Corpus juris canonici (с лат. — «Корпус канонического права») — общее название сборников норм, руководивших деятельностью Римско-католической церкви в духовной и светской юрисдикции и определявших её строй в средние века. Название, данное в противоположность римскому Corpus juris civilis (Корпусу гражданского права), употреблялось с довольно давнего времени, но окончательно утвердилось только в XVI веке, в применении к полному изданию всех источников канонического права, сделанному впервые в 1499—1502 годах в Париже доктором права Жаном Шаппюи (фр. Jean Chappuis[1]) и Виталем (Vital).

Corpus juris canonici — по своему составу и содержанию — представляет последовательную историю развития источников канонического права, начиная с его исходных моментов на Западе до конца XVI века (1582), когда было опубликовано, по распоряжению папы Григория XIII, его последнее официальное издание.

Состоит из пяти частей:

  1. Декрет Грациана (прим. перв. половина XII века).
  2. Cборник декреталий Григория IX (составленный около 1234 г. и содержащий в себе папские распоряжения со времени папы Александра III).
  3. Дополнительный сборник папских декреталий и канонов, называется обыкновенно Sexta (составленный по приказанию Бонифация VIII и посланный им в 1298 году в университеты Болоньи и Парижа, для руководства при обучении докторов; включает декреталии, изданные после Григория IX, а также постановления лионских соборов 1245 и 1274 годов);
  4. «Климентины» — сборник папских декреталий, исполненный в 1313 г. по приказу папы Климента V, одобренный консисторией и посланный в орлеанский университет, занимавший тогда первое место в Европе.
  5. Два сборника дополнений к Клементинам под названием «Extravagantes», — то есть «вне официальных Клементин»: «Extravagantes Joannis XXII» (декреталии до времени этого папы) и «Extravagantes communes» (декреталии последующие, до Сикста V); они составили пятую книгу, получившую название Corpus juris canonici non clausum.

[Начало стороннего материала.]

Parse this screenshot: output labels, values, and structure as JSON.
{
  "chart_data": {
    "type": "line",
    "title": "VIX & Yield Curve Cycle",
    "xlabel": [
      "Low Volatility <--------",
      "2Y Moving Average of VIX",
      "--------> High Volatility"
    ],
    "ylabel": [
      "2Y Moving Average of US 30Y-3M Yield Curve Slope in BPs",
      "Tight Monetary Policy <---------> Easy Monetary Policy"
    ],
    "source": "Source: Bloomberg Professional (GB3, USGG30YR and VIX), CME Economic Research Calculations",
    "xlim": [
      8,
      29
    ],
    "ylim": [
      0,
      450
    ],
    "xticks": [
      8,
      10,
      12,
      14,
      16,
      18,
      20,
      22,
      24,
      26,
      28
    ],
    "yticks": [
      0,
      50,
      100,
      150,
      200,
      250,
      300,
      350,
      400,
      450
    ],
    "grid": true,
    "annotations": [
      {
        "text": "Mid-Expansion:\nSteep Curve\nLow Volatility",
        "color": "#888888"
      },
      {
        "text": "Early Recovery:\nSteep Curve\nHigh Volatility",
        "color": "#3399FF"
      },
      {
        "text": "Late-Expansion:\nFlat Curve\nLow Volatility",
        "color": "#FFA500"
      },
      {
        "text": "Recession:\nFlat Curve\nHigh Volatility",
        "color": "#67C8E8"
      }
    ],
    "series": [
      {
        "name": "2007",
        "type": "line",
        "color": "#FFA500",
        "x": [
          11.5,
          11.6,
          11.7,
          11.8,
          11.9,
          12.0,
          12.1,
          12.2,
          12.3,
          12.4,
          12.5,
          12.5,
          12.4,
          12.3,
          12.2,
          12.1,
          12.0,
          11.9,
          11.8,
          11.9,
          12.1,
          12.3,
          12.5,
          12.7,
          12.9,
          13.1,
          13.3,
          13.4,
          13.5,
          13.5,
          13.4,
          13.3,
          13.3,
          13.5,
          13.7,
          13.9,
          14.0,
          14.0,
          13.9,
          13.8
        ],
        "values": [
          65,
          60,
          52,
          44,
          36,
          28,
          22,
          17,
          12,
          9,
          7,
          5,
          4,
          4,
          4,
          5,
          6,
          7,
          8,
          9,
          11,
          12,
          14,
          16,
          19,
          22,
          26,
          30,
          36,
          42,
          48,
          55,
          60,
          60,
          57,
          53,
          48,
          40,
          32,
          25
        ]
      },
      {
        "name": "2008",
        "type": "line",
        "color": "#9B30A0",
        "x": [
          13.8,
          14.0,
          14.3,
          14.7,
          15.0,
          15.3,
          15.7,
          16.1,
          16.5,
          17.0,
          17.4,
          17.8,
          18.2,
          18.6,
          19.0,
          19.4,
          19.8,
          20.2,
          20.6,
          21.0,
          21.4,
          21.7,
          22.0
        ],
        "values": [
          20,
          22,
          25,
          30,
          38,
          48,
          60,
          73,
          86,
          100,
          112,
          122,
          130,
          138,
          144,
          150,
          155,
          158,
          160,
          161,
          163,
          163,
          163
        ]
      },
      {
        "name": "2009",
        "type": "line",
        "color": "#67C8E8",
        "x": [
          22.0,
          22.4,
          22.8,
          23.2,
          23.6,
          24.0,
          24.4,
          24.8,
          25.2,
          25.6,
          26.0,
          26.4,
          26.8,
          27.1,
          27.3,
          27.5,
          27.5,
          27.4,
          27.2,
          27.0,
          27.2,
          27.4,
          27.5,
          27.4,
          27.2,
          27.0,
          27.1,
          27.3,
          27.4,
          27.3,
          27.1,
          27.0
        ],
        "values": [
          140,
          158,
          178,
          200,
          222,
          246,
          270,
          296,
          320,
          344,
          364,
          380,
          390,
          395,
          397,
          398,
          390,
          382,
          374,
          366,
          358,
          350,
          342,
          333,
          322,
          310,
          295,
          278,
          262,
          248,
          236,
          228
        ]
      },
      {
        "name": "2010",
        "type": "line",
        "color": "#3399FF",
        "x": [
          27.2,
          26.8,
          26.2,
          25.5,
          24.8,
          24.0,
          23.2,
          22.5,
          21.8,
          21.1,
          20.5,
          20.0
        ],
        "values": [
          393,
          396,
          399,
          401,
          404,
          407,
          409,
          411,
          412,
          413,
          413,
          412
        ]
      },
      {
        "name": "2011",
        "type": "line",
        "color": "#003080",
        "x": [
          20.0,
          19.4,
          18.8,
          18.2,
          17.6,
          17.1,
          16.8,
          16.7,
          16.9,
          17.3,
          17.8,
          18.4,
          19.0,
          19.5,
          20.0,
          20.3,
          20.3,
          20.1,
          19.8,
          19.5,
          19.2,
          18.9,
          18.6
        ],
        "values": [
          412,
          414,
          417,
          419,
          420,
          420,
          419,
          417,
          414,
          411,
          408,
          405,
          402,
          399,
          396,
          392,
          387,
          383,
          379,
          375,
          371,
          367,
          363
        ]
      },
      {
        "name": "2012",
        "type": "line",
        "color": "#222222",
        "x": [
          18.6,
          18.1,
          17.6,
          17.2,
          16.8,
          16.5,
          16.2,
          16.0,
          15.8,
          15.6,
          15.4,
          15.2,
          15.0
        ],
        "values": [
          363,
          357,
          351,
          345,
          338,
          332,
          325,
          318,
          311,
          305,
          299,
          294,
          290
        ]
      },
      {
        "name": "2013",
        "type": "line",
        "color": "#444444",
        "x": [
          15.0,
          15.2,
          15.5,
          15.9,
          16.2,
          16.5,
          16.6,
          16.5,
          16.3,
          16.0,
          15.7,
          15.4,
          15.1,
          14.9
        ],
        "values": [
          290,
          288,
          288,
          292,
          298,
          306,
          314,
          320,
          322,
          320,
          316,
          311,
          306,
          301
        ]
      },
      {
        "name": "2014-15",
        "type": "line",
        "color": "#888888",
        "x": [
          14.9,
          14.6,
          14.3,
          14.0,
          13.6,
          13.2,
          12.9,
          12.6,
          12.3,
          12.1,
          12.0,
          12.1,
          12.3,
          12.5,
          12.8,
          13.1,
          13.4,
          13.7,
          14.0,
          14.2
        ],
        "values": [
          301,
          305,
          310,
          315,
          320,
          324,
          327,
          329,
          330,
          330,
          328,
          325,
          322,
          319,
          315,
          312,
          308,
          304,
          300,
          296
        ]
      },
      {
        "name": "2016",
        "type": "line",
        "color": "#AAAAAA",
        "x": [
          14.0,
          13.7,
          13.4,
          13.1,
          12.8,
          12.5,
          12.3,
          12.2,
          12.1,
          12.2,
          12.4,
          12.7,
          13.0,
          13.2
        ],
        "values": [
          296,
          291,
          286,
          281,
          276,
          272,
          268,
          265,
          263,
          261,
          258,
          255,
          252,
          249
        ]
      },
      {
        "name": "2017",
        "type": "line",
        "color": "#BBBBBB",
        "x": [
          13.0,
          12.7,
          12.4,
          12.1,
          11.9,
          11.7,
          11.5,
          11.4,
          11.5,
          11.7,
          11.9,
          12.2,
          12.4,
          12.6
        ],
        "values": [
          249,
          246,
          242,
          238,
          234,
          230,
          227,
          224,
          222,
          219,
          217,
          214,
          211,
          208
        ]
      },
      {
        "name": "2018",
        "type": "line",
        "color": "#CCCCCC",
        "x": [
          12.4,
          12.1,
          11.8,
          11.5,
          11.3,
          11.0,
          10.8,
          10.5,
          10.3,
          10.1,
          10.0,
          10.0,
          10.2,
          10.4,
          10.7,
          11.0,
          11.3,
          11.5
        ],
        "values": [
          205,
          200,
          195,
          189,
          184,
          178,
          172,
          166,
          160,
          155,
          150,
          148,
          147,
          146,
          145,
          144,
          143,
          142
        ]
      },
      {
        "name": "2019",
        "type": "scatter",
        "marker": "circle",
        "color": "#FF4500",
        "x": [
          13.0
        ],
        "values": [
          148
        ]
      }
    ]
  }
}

Папа Пий IV в 1563 году учредил комиссию из кардиналов и учёных, которые должны были приготовить новое издание Корпуса вместо частных, из-за усилившейся критики его текста учёными. Труд этот был закончен в 1580 году при папе Григории XIII и опубликован в 1582 году; он известен под именем издания «римских корректоров» (correctores romani). Позднее, впрочем, к Corpus juris canonici были присоединены ещё несколько трудов, получивших большой авторитет.





Содержание

Первая часть: декрет Грациана (ок. 1150)

«Декрет Грациана» включает систематически обработанные источники канонического права до середины XII века (декрет издан немного раньше 1150 года). Эта часть делится на 3 отдела, включающие:

  • а) источники права и учение о лицах (этот отдел цитируется так: с. (canon) Audite, D. (distinctio) 34 или с. 6, D. 34.);
  • б) церковную юрисдикцию (цитируется: с (canon) Omnibus, С. (causa) 2, Q. (quaestio) 5 или с. 19 (номер канона вместо его заглавия), С. 3, Q. 5.);
  • в) таинства и обряды (цитируется: с. Venerabiles D. 3 de const. и т. д.)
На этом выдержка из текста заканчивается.